LA STRADA DELLE FIANDRE
Nella Vallonia, le distese di pini, querce e faggi cingono i campi di erica rossa e cenerina con sullo sfondo, fiera, la silhouette romantica delle città medievali, delle antiche dimore patrizie e delle roccaforti che dominano il paese di Bouillon, attraversato da fiumi pieni di trote e corsi d’acqua scanditi da vecchi mulini. In riva agli stagni si scorgono i caprioli mentre si abbeverano, sorvolati da uno stormo di colombacci, che sembrano indicare la strada degli apicoltori valloni e delle birre di Namur, rosse o bionde: birra trappista o del boscaiolo, da gustare in uno dei numerosi estaminet. Nel piatto, gratin di indivie, blanc bleu belge – dal nome della razza bovina – e asparagi alla fiamminga.

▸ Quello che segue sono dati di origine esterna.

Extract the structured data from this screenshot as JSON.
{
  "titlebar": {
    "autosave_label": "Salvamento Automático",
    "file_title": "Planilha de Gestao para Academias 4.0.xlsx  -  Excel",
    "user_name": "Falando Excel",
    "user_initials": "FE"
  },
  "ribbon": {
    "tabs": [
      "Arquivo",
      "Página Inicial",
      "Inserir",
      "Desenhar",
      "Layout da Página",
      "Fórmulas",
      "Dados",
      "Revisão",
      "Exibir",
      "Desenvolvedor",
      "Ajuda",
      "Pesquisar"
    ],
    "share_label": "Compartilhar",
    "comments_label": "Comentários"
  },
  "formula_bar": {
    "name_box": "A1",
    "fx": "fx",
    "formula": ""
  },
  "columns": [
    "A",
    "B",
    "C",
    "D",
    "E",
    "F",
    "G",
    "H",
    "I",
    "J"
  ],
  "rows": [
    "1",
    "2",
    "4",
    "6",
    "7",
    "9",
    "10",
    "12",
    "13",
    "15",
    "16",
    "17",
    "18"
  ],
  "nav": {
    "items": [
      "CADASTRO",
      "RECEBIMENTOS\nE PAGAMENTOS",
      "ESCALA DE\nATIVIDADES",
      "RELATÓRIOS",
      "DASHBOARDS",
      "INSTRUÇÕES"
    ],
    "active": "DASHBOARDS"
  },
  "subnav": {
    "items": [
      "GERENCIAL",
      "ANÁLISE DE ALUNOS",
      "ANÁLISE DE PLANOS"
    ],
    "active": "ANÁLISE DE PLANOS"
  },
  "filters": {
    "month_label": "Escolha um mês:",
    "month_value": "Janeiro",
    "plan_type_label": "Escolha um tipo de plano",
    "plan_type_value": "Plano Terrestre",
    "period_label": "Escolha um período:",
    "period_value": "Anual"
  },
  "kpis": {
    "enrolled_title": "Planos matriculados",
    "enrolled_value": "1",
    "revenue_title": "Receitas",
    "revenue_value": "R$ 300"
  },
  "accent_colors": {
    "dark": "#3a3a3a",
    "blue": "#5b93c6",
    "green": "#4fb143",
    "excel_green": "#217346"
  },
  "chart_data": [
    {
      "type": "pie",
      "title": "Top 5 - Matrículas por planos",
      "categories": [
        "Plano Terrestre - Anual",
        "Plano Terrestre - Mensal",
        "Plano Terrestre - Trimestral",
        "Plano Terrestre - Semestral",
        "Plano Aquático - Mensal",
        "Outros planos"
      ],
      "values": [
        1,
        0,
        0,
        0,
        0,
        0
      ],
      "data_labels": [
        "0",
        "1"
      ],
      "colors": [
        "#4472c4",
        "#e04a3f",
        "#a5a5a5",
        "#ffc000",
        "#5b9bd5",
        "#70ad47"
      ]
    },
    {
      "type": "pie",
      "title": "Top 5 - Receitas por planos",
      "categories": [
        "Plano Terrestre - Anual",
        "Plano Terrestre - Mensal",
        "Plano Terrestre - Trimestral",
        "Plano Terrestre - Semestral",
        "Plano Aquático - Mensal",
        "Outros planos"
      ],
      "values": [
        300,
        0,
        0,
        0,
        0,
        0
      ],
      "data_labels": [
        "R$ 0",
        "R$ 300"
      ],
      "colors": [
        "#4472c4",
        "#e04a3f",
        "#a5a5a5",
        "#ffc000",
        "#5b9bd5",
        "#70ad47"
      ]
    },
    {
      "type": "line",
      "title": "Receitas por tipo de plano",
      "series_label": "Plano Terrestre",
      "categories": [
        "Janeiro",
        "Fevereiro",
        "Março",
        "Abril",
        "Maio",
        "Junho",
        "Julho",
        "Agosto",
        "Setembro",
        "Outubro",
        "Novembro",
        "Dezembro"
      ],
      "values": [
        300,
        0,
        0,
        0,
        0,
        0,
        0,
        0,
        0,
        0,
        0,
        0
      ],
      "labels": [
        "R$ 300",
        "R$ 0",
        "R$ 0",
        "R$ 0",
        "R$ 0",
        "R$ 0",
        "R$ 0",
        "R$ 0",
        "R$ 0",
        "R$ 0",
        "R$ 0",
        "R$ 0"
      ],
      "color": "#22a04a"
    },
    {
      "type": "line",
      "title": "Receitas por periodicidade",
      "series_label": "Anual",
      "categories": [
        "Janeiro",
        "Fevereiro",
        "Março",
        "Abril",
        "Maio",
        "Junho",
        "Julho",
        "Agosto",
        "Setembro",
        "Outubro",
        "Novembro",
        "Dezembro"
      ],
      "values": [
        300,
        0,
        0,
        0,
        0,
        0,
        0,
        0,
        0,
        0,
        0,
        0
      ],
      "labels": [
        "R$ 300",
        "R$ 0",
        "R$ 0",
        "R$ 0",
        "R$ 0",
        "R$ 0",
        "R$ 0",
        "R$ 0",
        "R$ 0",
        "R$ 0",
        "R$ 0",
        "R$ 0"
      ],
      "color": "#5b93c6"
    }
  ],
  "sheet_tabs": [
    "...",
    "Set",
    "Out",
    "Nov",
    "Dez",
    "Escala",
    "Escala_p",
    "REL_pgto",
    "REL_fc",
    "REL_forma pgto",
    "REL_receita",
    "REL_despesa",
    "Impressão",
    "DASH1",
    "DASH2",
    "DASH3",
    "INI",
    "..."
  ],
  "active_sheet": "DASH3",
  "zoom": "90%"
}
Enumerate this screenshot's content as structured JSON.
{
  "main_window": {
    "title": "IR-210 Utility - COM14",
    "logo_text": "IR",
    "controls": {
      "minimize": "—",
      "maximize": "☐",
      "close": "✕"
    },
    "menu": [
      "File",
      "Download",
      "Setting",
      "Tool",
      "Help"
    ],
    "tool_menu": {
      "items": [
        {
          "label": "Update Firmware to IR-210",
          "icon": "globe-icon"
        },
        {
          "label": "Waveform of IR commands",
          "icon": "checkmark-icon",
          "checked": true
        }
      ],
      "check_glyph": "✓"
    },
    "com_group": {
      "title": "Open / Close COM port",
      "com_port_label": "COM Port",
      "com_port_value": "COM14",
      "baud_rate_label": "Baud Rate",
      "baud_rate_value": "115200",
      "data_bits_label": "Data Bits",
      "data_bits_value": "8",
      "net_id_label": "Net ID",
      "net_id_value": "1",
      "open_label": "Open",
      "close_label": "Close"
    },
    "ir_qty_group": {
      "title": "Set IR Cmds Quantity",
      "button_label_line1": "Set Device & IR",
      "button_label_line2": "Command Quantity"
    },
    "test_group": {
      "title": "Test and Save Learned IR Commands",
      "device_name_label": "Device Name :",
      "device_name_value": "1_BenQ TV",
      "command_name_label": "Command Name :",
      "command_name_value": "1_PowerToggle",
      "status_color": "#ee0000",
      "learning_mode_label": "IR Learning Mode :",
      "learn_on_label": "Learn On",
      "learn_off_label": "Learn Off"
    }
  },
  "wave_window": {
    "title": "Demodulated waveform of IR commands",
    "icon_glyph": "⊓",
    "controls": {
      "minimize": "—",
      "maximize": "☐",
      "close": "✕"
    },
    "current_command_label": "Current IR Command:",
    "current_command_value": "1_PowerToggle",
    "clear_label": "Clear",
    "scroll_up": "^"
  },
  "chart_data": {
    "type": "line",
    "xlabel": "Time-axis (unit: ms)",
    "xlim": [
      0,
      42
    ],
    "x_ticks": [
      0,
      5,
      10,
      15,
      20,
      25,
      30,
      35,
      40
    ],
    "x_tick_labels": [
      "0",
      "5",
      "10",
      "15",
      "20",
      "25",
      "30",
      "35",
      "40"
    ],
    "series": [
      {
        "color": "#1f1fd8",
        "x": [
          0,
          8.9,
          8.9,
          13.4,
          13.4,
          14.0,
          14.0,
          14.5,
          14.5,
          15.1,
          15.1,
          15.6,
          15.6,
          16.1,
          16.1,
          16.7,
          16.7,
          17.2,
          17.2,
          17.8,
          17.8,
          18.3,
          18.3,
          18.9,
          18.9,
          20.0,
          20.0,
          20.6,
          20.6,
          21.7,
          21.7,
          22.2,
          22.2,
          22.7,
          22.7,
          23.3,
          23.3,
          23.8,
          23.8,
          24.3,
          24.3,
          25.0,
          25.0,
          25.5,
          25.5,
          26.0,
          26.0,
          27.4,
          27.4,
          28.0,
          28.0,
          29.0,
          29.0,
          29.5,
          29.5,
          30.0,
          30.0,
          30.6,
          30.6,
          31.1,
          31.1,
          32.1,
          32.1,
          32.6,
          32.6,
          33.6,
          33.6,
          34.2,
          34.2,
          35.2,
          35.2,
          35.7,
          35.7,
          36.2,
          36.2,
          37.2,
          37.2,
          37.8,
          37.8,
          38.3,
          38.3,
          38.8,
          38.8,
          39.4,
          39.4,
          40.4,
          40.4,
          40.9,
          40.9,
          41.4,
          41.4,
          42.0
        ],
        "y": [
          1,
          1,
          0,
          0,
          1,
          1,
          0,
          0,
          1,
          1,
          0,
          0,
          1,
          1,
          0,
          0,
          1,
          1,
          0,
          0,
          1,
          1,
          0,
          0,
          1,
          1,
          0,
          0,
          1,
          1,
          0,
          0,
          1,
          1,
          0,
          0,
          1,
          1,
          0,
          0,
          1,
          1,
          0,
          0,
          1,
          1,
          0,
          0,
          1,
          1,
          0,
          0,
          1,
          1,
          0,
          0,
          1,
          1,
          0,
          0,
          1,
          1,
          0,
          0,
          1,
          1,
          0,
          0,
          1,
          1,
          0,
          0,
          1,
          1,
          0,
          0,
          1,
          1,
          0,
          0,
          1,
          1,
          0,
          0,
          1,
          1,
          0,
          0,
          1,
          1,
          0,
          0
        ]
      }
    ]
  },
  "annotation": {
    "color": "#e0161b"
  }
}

La «Venezia del Nord» cela dimore e chiese gotiche, le cui curve non saranno mai così sensuali come gli arabeschi in ferro battuto disegnati sulle facciate delle case, dei negozi e degli hôtel particulier di Bruxelles. Il ferro, la ghisa, le vetrate e l’influenza di Eugène Viollet-le-Duc sono presenti nelle opere di Victor Horta e Paul Hankar, i principali artigiani dell’Art nouveau belga. Un’arte che si può ammirare tuttora nella casa-atelier di Horta, ora museo, il notissimo hôtel Tassel e le dimore del quartiere di Saint-Gilles, come la maison Les Hiboux, nell’avenue Brugmann, che conservano lo splendore e la funzione originali.